POSTOPERATIVE CARE AND REHABILITATION PROTOCOLS
The postoperative rehabilitation protocol must be tailored to whether the injury was a pure dislocation or a fracture-dislocation.
Pure Hip Dislocations
After the successful reduction of pure hip dislocations (without associated fractures), weight-bearing is generally allowed as tolerated (WBAT) on crutches, with progression as pain allows. Patients with posterior hip dislocations are strictly instructed in posterior hip precautions (avoiding hip flexion past 90 degrees, adduction across the midline, and internal rotation) and must follow these for at least 6 weeks to allow capsular healing.
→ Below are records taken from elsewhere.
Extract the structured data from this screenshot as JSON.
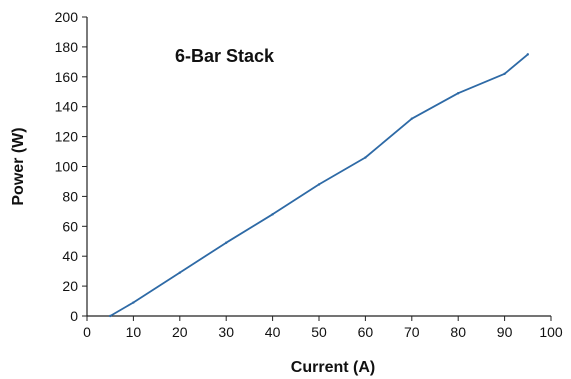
{
  "chart_data": {
    "type": "line",
    "title": "",
    "annotation": "6-Bar Stack",
    "xlabel": "Current (A)",
    "ylabel": "Power (W)",
    "xlim": [
      0,
      100
    ],
    "ylim": [
      0,
      200
    ],
    "xticks": [
      0,
      10,
      20,
      30,
      40,
      50,
      60,
      70,
      80,
      90,
      100
    ],
    "yticks": [
      0,
      20,
      40,
      60,
      80,
      100,
      120,
      140,
      160,
      180,
      200
    ],
    "grid": false,
    "legend": "none",
    "series": [
      {
        "color": "#2e6aa6",
        "x": [
          5,
          10,
          20,
          30,
          40,
          50,
          60,
          70,
          80,
          90,
          95
        ],
        "y": [
          0,
          9,
          29,
          49,
          68,
          88,
          106,
          132,
          149,
          162,
          175
        ]
      }
    ]
  }
}
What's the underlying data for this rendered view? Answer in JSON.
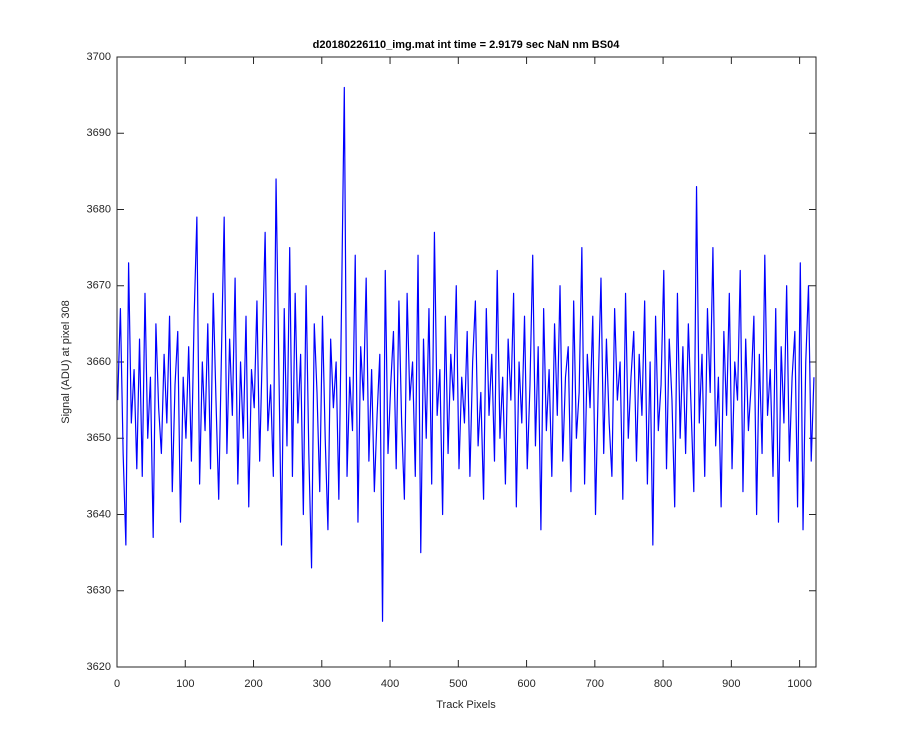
{
  "chart_data": {
    "type": "line",
    "title": "d20180226110_img.mat int time = 2.9179 sec  NaN nm BS04",
    "x_label": "Track Pixels",
    "y_label": "Signal (ADU) at pixel 308",
    "color": "#0000ff",
    "xlim": [
      0,
      1024
    ],
    "ylim": [
      3620,
      3700
    ],
    "xticks": [
      0,
      100,
      200,
      300,
      400,
      500,
      600,
      700,
      800,
      900,
      1000
    ],
    "yticks": [
      3620,
      3630,
      3640,
      3650,
      3660,
      3670,
      3680,
      3690,
      3700
    ],
    "grid": false,
    "x": [
      1,
      5,
      9,
      13,
      17,
      21,
      25,
      29,
      33,
      37,
      41,
      45,
      49,
      53,
      57,
      61,
      65,
      69,
      73,
      77,
      81,
      85,
      89,
      93,
      97,
      101,
      105,
      109,
      113,
      117,
      121,
      125,
      129,
      133,
      137,
      141,
      145,
      149,
      153,
      157,
      161,
      165,
      169,
      173,
      177,
      181,
      185,
      189,
      193,
      197,
      201,
      205,
      209,
      213,
      217,
      221,
      225,
      229,
      233,
      237,
      241,
      245,
      249,
      253,
      257,
      261,
      265,
      269,
      273,
      277,
      281,
      285,
      289,
      293,
      297,
      301,
      305,
      309,
      313,
      317,
      321,
      325,
      329,
      333,
      337,
      341,
      345,
      349,
      353,
      357,
      361,
      365,
      369,
      373,
      377,
      381,
      385,
      389,
      393,
      397,
      401,
      405,
      409,
      413,
      417,
      421,
      425,
      429,
      433,
      437,
      441,
      445,
      449,
      453,
      457,
      461,
      465,
      469,
      473,
      477,
      481,
      485,
      489,
      493,
      497,
      501,
      505,
      509,
      513,
      517,
      521,
      525,
      529,
      533,
      537,
      541,
      545,
      549,
      553,
      557,
      561,
      565,
      569,
      573,
      577,
      581,
      585,
      589,
      593,
      597,
      601,
      605,
      609,
      613,
      617,
      621,
      625,
      629,
      633,
      637,
      641,
      645,
      649,
      653,
      657,
      661,
      665,
      669,
      673,
      677,
      681,
      685,
      689,
      693,
      697,
      701,
      705,
      709,
      713,
      717,
      721,
      725,
      729,
      733,
      737,
      741,
      745,
      749,
      753,
      757,
      761,
      765,
      769,
      773,
      777,
      781,
      785,
      789,
      793,
      797,
      801,
      805,
      809,
      813,
      817,
      821,
      825,
      829,
      833,
      837,
      841,
      845,
      849,
      853,
      857,
      861,
      865,
      869,
      873,
      877,
      881,
      885,
      889,
      893,
      897,
      901,
      905,
      909,
      913,
      917,
      921,
      925,
      929,
      933,
      937,
      941,
      945,
      949,
      953,
      957,
      961,
      965,
      969,
      973,
      977,
      981,
      985,
      989,
      993,
      997,
      1001,
      1005,
      1009,
      1013,
      1017,
      1021
    ],
    "values": [
      3655,
      3667,
      3648,
      3636,
      3673,
      3652,
      3659,
      3646,
      3663,
      3645,
      3669,
      3650,
      3658,
      3637,
      3665,
      3654,
      3648,
      3661,
      3652,
      3666,
      3643,
      3657,
      3664,
      3639,
      3658,
      3650,
      3662,
      3647,
      3666,
      3679,
      3644,
      3660,
      3651,
      3665,
      3646,
      3669,
      3655,
      3642,
      3661,
      3679,
      3648,
      3663,
      3653,
      3671,
      3644,
      3660,
      3650,
      3666,
      3641,
      3659,
      3654,
      3668,
      3647,
      3662,
      3677,
      3651,
      3657,
      3645,
      3684,
      3660,
      3636,
      3667,
      3649,
      3675,
      3645,
      3669,
      3652,
      3661,
      3640,
      3670,
      3648,
      3633,
      3665,
      3656,
      3643,
      3666,
      3650,
      3638,
      3663,
      3654,
      3660,
      3642,
      3668,
      3696,
      3645,
      3658,
      3651,
      3674,
      3639,
      3662,
      3655,
      3671,
      3647,
      3659,
      3643,
      3653,
      3661,
      3626,
      3672,
      3648,
      3657,
      3664,
      3646,
      3668,
      3652,
      3642,
      3669,
      3655,
      3660,
      3645,
      3674,
      3635,
      3663,
      3650,
      3667,
      3644,
      3677,
      3653,
      3659,
      3640,
      3666,
      3648,
      3661,
      3655,
      3670,
      3646,
      3658,
      3652,
      3664,
      3645,
      3660,
      3668,
      3649,
      3656,
      3642,
      3667,
      3653,
      3661,
      3647,
      3672,
      3650,
      3658,
      3644,
      3663,
      3655,
      3669,
      3641,
      3660,
      3652,
      3666,
      3646,
      3657,
      3674,
      3649,
      3662,
      3638,
      3667,
      3651,
      3659,
      3645,
      3665,
      3653,
      3670,
      3647,
      3658,
      3662,
      3643,
      3668,
      3650,
      3656,
      3675,
      3644,
      3661,
      3654,
      3666,
      3640,
      3657,
      3671,
      3648,
      3663,
      3652,
      3645,
      3667,
      3655,
      3660,
      3642,
      3669,
      3650,
      3658,
      3664,
      3647,
      3661,
      3653,
      3668,
      3644,
      3660,
      3636,
      3666,
      3651,
      3657,
      3672,
      3646,
      3663,
      3655,
      3641,
      3669,
      3650,
      3662,
      3648,
      3665,
      3654,
      3643,
      3683,
      3652,
      3661,
      3645,
      3667,
      3656,
      3675,
      3649,
      3658,
      3641,
      3664,
      3653,
      3669,
      3646,
      3660,
      3655,
      3672,
      3643,
      3663,
      3651,
      3657,
      3666,
      3640,
      3661,
      3648,
      3674,
      3653,
      3659,
      3645,
      3667,
      3639,
      3662,
      3652,
      3670,
      3647,
      3658,
      3664,
      3641,
      3673,
      3638,
      3660,
      3670,
      3647,
      3658
    ]
  }
}
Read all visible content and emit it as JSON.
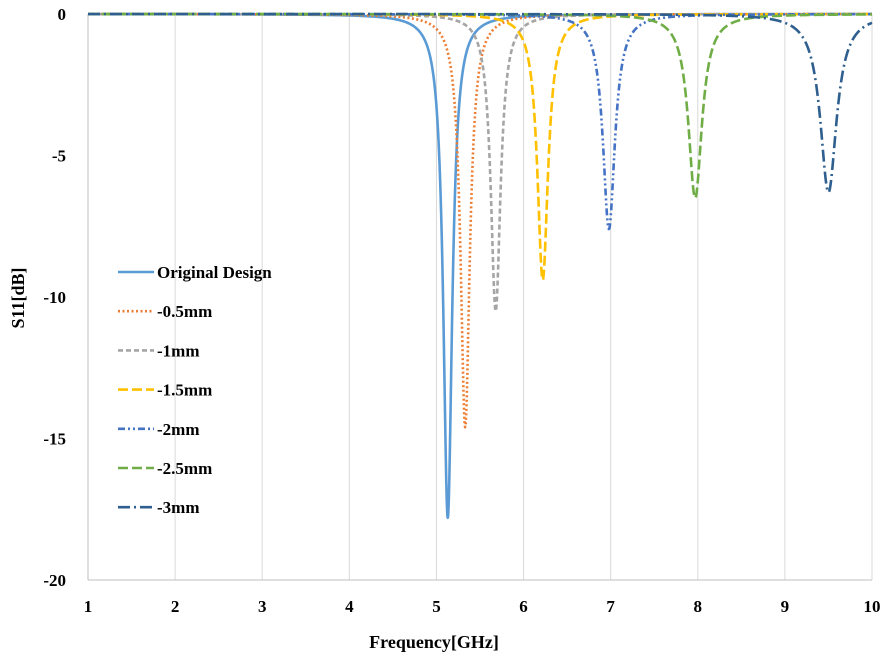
{
  "chart_data": {
    "type": "line",
    "title": "",
    "xlabel": "Frequency[GHz]",
    "ylabel": "S11[dB]",
    "xlim": [
      1,
      10
    ],
    "ylim": [
      -20,
      0
    ],
    "x_ticks": [
      "1",
      "2",
      "3",
      "4",
      "5",
      "6",
      "7",
      "8",
      "9",
      "10"
    ],
    "y_ticks": [
      "0",
      "-5",
      "-10",
      "-15",
      "-20"
    ],
    "grid": "vertical",
    "legend_position": "left-middle",
    "series": [
      {
        "name": "Original Design",
        "resonance_ghz": 5.13,
        "min_db": -17.8,
        "color": "#5b9bd5",
        "dash": "solid"
      },
      {
        "name": "-0.5mm",
        "resonance_ghz": 5.33,
        "min_db": -14.6,
        "color": "#ed7d31",
        "dash": "dotted"
      },
      {
        "name": "-1mm",
        "resonance_ghz": 5.68,
        "min_db": -10.5,
        "color": "#a5a5a5",
        "dash": "dashed"
      },
      {
        "name": "-1.5mm",
        "resonance_ghz": 6.22,
        "min_db": -9.4,
        "color": "#ffc000",
        "dash": "long-dash"
      },
      {
        "name": "-2mm",
        "resonance_ghz": 6.98,
        "min_db": -7.6,
        "color": "#4472c4",
        "dash": "dash-dot-dot"
      },
      {
        "name": "-2.5mm",
        "resonance_ghz": 7.97,
        "min_db": -6.5,
        "color": "#70ad47",
        "dash": "long-dash"
      },
      {
        "name": "-3mm",
        "resonance_ghz": 9.5,
        "min_db": -6.3,
        "color": "#2e5f8f",
        "dash": "long-dash-dot"
      }
    ]
  }
}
Patients are followed closely with serial radiographs for the first 2 years, because if osteonecrosis is going to develop, it likely will present within this critical time frame.
Hip Dislocations with Femoral Head (Pipkin) Fractures
Hip dislocations with associated femoral head fractures that undergo internal fixation are managed with touch-down weight bearing (TDWB) for 12 weeks to protect the articular cartilage repair and hardware.
* Exception: A patient who undergoes isolated femoral head fragment excision (without fixation) is allowed to bear weight as tolerated (WBAT) on crutches immediately.
* Precautions: All patients are instructed on strict hip precautions based on the surgical approach used (anterior vs. posterior) and are told to follow these for at least the first 6 weeks after surgery to prevent recurrent instability. Routine clinical and radiographic surveillance for AVN and post-traumatic arthritis remains mandatory for a minimum of 24 months.